One of the most impactful movies I have ever seen is called Praying With Lior. The movie is a documentary about Lior Liebling, a boy with Down Syndrome and his journey towards becoming a Bar Mitzvah. What I love about the movie is Lior’s connection to Judaism through song and spirituality. His teachers had to find what moved him in order to help him better connect and to achieve the many successes that he was able to accomplish. His teachers used inclusion to help Lior socially and academically in his classroom. What strikes me most is the impact that Lior had on those around him. When we teach with inclusion, we aren’t just impacting the life of one student; we are impacting the entire class, the entire school. My most impactful days are the ones on which I am able to sit with students, not as an educator, but as a student.
Our Jewish texts are full of sources that speak to the Jewish approach to inclusion. In Vayikra (Leviticus) 19:14, we read “Do not curse a person who is deaf and do not place a stumbling block in front of a person who is blind.” In Devraim (Deuteronomy) 15:7, we learn, “If there be among you a person with needs… you shall not harden your heart, but you shall open your hand.”
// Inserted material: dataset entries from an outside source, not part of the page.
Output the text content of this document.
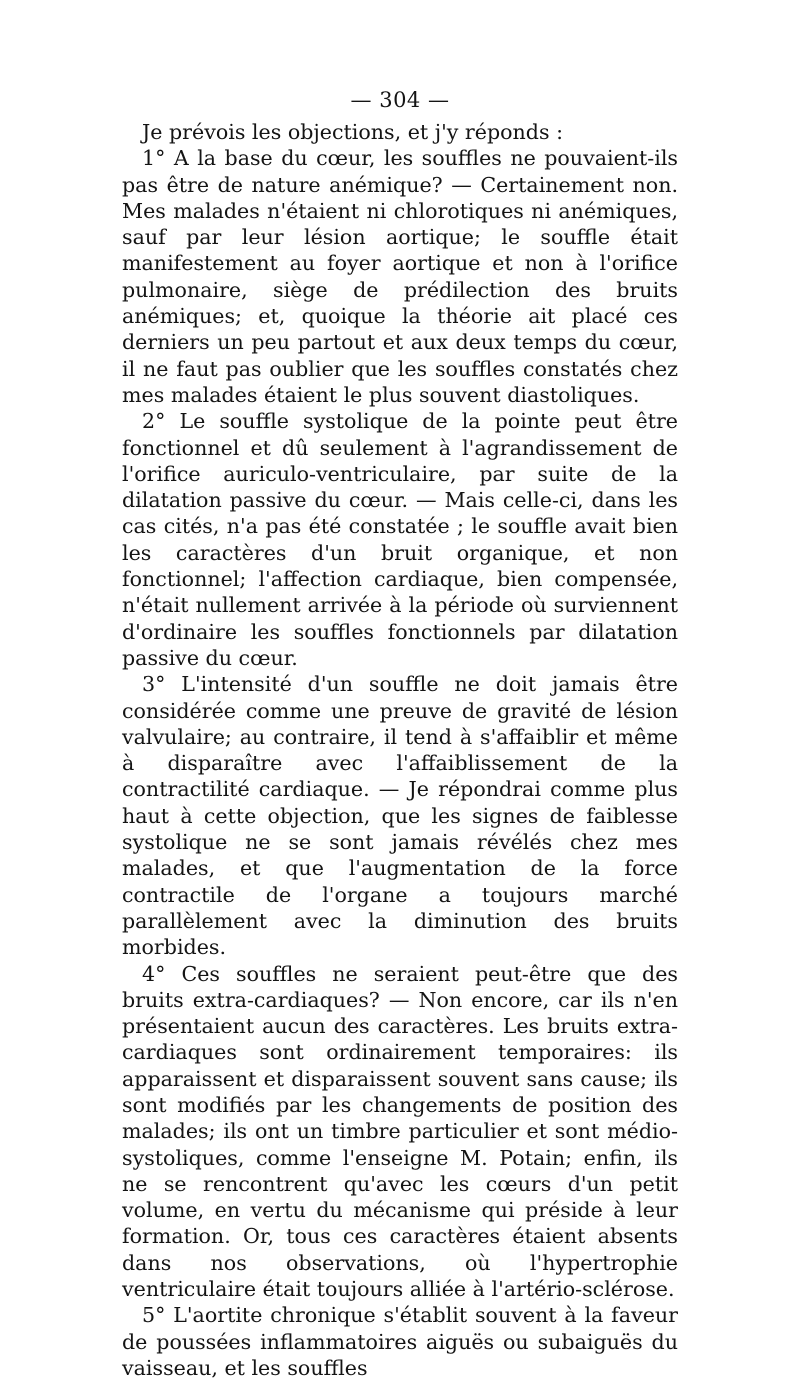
— 304 —

Je prévois les objections, et j'y réponds :

1° A la base du cœur, les souffles ne pouvaient-ils pas être de nature anémique? — Certainement non. Mes malades n'étaient ni chlorotiques ni anémiques, sauf par leur lésion aortique; le souffle était manifestement au foyer aortique et non à l'orifice pulmonaire, siège de prédilection des bruits anémiques; et, quoique la théorie ait placé ces derniers un peu partout et aux deux temps du cœur, il ne faut pas oublier que les souffles constatés chez mes malades étaient le plus souvent diastoliques.

2° Le souffle systolique de la pointe peut être fonctionnel et dû seulement à l'agrandissement de l'orifice auriculo-ventriculaire, par suite de la dilatation passive du cœur. — Mais celle-ci, dans les cas cités, n'a pas été constatée ; le souffle avait bien les caractères d'un bruit organique, et non fonctionnel; l'affection cardiaque, bien compensée, n'était nullement arrivée à la période où surviennent d'ordinaire les souffles fonctionnels par dilatation passive du cœur.

3° L'intensité d'un souffle ne doit jamais être considérée comme une preuve de gravité de lésion valvulaire; au contraire, il tend à s'affaiblir et même à disparaître avec l'affaiblissement de la contractilité cardiaque. — Je répondrai comme plus haut à cette objection, que les signes de faiblesse systolique ne se sont jamais révélés chez mes malades, et que l'augmentation de la force contractile de l'organe a toujours marché parallèlement avec la diminution des bruits morbides.

4° Ces souffles ne seraient peut-être que des bruits extra-cardiaques? — Non encore, car ils n'en présentaient aucun des caractères. Les bruits extra-cardiaques sont ordinairement temporaires: ils apparaissent et disparaissent souvent sans cause; ils sont modifiés par les changements de position des malades; ils ont un timbre particulier et sont médio-systoliques, comme l'enseigne M. Potain; enfin, ils ne se rencontrent qu'avec les cœurs d'un petit volume, en vertu du mécanisme qui préside à leur formation. Or, tous ces caractères étaient absents dans nos observations, où l'hypertrophie ventriculaire était toujours alliée à l'artério-sclérose.

5° L'aortite chronique s'établit souvent à la faveur de poussées inflammatoires aiguës ou subaiguës du vaisseau, et les souffles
In the Mishneh Torah, a work by Maimonides, 1:8-9, we are taught that “Every [Jew] is obligated to study Torah, whether he is poor or rich, whether his body is healthy and whole or afflicted by difficulties, whether he is young or an old man whose strength has diminished.” The text goes on to talk about the importance of every job on the impact of a community. “The greater Sages of Israel included wood choppers, water drawers and blind men. Despite these [difficulties], they were occupied with Torah study day and night and were included among those who transmitted the Torah’s teachings in the direct line from Moses.”
February is Jewish Disability Awareness and Inclusion Month. “The mission of Jewish Disability Awareness and Inclusion Month is to unite Jewish communities worldwide to raise awareness and champion the rights of all Jews to be included and to participate in all aspects of Jewish life like anyone else.”
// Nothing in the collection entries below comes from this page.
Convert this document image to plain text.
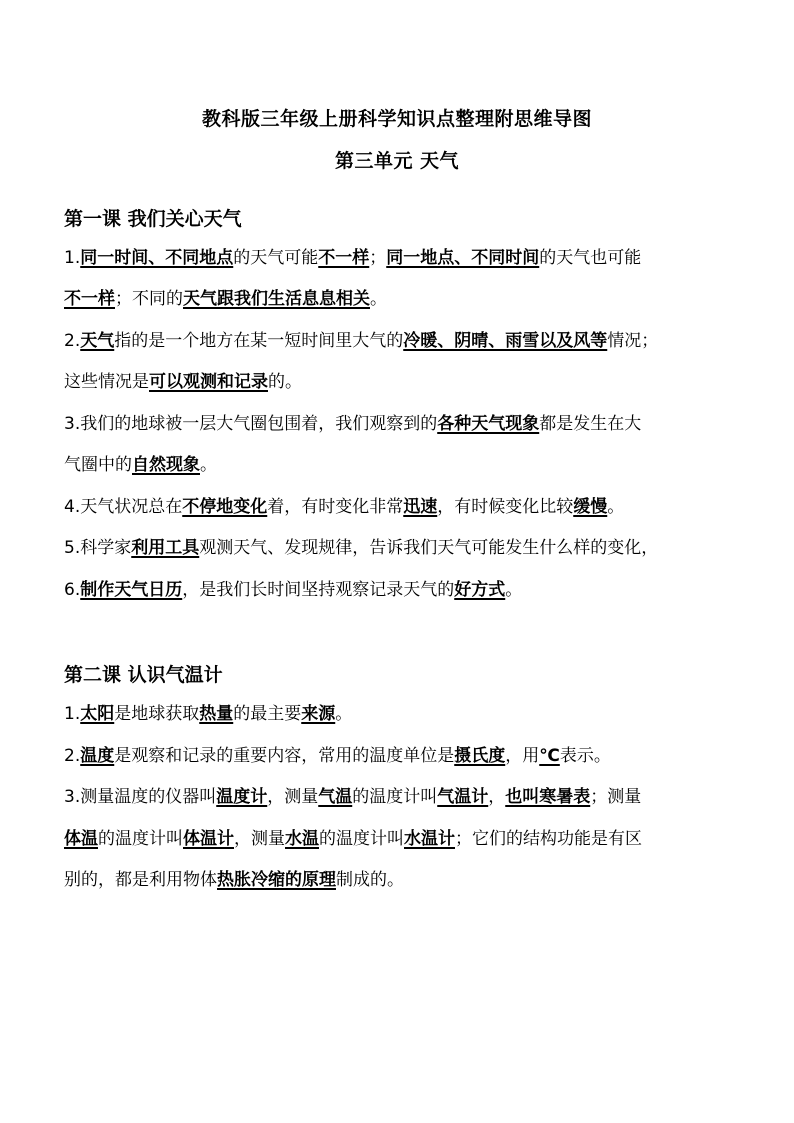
教科版三年级上册科学知识点整理附思维导图
第三单元 天气
第一课 我们关心天气
1.同一时间、不同地点的天气可能不一样；同一地点、不同时间的天气也可能
不一样；不同的天气跟我们生活息息相关。
2.天气指的是一个地方在某一短时间里大气的冷暖、阴晴、雨雪以及风等情况；
这些情况是可以观测和记录的。
3.我们的地球被一层大气圈包围着，我们观察到的各种天气现象都是发生在大
气圈中的自然现象。
4.天气状况总在不停地变化着，有时变化非常迅速，有时候变化比较缓慢。
5.科学家利用工具观测天气、发现规律，告诉我们天气可能发生什么样的变化，
6.制作天气日历，是我们长时间坚持观察记录天气的好方式。
第二课 认识气温计
1.太阳是地球获取热量的最主要来源。
2.温度是观察和记录的重要内容，常用的温度单位是摄氏度，用℃表示。
3.测量温度的仪器叫温度计，测量气温的温度计叫气温计，也叫寒暑表；测量
体温的温度计叫体温计，测量水温的温度计叫水温计；它们的结构功能是有区
别的，都是利用物体热胀冷缩的原理制成的。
Each person has a different ability in this world. Each deserves the opportunity to get a quality Jewish education. It is why we created a school in which each child is given an opportunity to learn, where each child is seen as an individual in the greater context of a large class. We are NOT a school for students with special needs. We are a school for ALL students, no matter their needs. We intervene, we enrich, we include, we educate, we love. That is why Jewish Day Schools are so important.
Daniel R. Weiss is the Head of School at Solomon Schechter Day School of Las Vegas. He is an Ed.D candidate at Northeastern University, a member of cohort 9 of the Day School Leadership Training Institute (DSLTI) and the incoming Head of School at Bornblum Jewish Community School in Memphis, Tennessee. Daniel a Day School alum and the father of three Day School Students.